Anything short of living in a minimally adapted cave, wearing drapes and eating almost day-to-day will consume too much of an individual to do it without cooperating.
To make a wild-west analogy, our intrepid asteroid dweller is similar to a gold panner: he spends long stretches of time alone, and may survive for a long time without human contact, but the clothes, the tools, the weapons and some of the niceties (tobacco, maybe some sweets?) come from the society in general.
In sci-fi, automatization can make easier for our space gold panner to keep away from civilization, but the automated systems have to come from somewhere, and can break, and will eventually need to go trade its findings for spare parts. We are talking about specialized equipment, after all, and Oxygen is not included, so is not something he will be able to cobble.
So the answer is...
Self-reliant individualistic people live in a reality bubble, where they obtain (or prey) on society resources to maintain its way of life, but at the same time they insanely believe they really are an individual apart from society. The sane ones will simply accept they simply want to spend as most time away from society as possible, but accept they rely on it.
As such these individuals belong to the fringes of society: Frontiers, like the wild-west in the past and the space in the future are a welcoming sight for them, but also developing and unstable countries, or even (as L.Dutch points) the most delusional ones can just live outside society IN society, be it hikikomori, criminals, hobos...
Rereading the post for corrections I recalled something that happened in my city: there was a vagabond in my neighborhood. Except for the "mandatory" (by city laws) biannual desparasitation, health checkup and clothing renewal, the guy lived on the street by its own means, which usually involved begging for wine money, and searching for edible bits in the trash. Much later we discovered that he was a university philosophy teacher and at some point he decided to reject society and voluntarily live as a pariah.
Addendum:
I've read an article about a Russian guy who lived as a hermit for six months.

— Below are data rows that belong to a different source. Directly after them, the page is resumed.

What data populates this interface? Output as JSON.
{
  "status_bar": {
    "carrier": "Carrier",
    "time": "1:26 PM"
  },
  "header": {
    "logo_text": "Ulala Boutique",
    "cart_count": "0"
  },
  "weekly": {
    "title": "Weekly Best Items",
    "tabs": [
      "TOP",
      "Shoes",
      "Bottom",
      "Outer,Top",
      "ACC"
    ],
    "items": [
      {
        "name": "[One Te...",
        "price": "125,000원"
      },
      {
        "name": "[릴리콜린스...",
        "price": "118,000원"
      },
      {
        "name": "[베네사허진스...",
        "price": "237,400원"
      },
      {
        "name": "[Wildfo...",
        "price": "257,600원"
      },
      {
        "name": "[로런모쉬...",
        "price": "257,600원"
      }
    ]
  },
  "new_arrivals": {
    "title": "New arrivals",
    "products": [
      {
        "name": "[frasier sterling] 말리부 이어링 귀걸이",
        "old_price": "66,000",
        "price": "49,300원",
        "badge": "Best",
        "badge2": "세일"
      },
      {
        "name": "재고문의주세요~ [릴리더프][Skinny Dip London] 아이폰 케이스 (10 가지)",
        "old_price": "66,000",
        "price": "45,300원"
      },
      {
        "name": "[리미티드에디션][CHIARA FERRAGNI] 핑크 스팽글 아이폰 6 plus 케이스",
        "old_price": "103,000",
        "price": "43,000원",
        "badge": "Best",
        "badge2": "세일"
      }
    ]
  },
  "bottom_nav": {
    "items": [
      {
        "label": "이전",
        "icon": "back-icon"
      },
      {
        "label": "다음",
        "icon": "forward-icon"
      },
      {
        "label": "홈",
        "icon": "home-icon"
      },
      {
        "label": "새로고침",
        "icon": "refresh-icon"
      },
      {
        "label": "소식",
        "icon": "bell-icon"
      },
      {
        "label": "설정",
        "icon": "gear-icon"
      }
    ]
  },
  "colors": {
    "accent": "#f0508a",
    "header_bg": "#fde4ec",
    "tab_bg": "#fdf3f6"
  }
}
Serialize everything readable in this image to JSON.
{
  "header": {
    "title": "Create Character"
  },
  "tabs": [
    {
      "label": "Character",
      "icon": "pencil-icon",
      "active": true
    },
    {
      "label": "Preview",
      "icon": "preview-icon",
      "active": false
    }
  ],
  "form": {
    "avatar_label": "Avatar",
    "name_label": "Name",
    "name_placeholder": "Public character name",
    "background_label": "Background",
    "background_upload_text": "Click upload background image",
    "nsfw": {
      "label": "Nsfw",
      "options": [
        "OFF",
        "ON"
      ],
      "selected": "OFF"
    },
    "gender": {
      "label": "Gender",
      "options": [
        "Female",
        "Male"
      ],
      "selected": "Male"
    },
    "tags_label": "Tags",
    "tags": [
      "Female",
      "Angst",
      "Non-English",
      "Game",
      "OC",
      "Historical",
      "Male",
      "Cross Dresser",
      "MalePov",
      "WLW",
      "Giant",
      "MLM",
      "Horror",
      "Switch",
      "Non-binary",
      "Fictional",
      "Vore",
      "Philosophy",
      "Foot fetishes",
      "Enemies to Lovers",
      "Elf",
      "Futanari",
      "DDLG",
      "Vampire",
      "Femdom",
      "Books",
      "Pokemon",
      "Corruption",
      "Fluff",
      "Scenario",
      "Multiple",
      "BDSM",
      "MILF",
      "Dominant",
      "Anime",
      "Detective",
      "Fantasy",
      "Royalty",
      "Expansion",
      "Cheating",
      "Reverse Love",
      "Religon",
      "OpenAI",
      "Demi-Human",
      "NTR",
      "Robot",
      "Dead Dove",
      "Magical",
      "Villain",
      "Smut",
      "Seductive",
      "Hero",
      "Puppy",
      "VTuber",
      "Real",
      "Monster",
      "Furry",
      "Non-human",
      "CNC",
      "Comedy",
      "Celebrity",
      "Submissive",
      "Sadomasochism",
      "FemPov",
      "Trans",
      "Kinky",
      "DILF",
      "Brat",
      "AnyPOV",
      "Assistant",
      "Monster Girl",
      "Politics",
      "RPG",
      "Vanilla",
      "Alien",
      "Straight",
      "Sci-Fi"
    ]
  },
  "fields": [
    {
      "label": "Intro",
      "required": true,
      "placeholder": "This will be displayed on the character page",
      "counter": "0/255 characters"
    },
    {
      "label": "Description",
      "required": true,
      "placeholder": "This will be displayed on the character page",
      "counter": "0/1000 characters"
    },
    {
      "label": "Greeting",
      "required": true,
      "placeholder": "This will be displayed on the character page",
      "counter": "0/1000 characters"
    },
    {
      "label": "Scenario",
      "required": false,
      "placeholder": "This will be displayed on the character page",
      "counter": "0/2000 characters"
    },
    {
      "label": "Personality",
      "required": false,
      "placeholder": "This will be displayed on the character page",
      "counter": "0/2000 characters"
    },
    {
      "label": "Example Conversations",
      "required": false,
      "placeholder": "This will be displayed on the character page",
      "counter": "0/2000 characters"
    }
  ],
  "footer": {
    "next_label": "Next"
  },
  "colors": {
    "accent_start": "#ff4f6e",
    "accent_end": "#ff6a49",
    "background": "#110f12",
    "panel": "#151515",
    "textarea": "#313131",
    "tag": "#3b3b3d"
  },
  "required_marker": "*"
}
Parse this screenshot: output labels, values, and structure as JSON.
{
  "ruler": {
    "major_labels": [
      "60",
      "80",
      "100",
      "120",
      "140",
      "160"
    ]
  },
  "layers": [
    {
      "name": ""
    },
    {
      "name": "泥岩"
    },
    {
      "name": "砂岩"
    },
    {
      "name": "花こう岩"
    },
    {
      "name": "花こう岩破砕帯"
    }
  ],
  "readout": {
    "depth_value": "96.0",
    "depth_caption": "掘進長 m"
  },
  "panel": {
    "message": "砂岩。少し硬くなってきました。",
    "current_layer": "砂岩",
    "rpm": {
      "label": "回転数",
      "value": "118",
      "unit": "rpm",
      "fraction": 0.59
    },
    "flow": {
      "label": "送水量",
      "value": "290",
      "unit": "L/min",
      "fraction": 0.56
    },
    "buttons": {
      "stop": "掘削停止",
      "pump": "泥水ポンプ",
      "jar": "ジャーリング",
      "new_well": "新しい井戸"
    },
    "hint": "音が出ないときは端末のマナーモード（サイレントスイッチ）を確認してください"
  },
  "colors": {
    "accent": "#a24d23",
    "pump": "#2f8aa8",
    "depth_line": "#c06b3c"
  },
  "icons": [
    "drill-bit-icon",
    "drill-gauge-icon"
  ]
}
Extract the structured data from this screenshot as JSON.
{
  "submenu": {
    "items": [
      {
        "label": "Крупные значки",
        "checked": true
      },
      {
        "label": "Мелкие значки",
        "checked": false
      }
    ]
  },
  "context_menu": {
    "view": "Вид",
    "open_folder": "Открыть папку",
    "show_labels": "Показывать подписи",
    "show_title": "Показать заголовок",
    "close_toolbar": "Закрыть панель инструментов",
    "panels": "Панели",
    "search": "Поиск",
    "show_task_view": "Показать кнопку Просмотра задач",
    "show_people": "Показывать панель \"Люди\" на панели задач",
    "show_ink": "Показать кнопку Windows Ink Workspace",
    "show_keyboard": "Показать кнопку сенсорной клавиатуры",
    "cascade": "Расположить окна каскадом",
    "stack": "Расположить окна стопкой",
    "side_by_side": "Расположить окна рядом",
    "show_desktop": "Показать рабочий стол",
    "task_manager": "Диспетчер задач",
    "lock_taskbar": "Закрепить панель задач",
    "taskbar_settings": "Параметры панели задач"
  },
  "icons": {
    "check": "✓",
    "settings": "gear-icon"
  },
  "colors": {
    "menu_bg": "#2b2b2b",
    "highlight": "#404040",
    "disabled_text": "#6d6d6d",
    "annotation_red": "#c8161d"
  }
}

I would like to put a couple quotes:
During the experiment, Pavel said that one of his most important tools was an axe . An axe, he said, could be used to do almost anything, and anything that could not be done with an axe could be done with a tool that could be made with the help of an axe. Pavel also discovered that, although he did not have the pressures of modern life, he was quite busy. Every morning, he would have to feed the chickens and feed and milk the goats. After that, he would heat up the stove and grind grain. This gave him enough work to last until lunch time.
The axe, of course, was made with metal by a specialist, a tool that could not be made by the individual and had to be traded. Without the axe, one can imagine the guy would had almost no time to rest. Also, he didn't cultivate the grains itself (as the experiment was mainly to survive the winter), an activity that would had took him a lot of time away from other activities. He doesn't mention anything about maintaining the clothes, but that would occupy a lot of his time too.
Pavel was able to survive six months living in early Medieval conditions, demonstrating that it was possible for a man of that era to brave the Russian winter living on his own. Historical records, however, show that this was probably rare. Most monks by that time did not live as solitary monks, but in monasteries. A group of men living together would have lightened the workload, allowing more time for prayer and religious worship. Historical records show that it was typical at the time to not work during the 12 days of Christmas. This would not have been possible for one man working every day just to keep himself alive.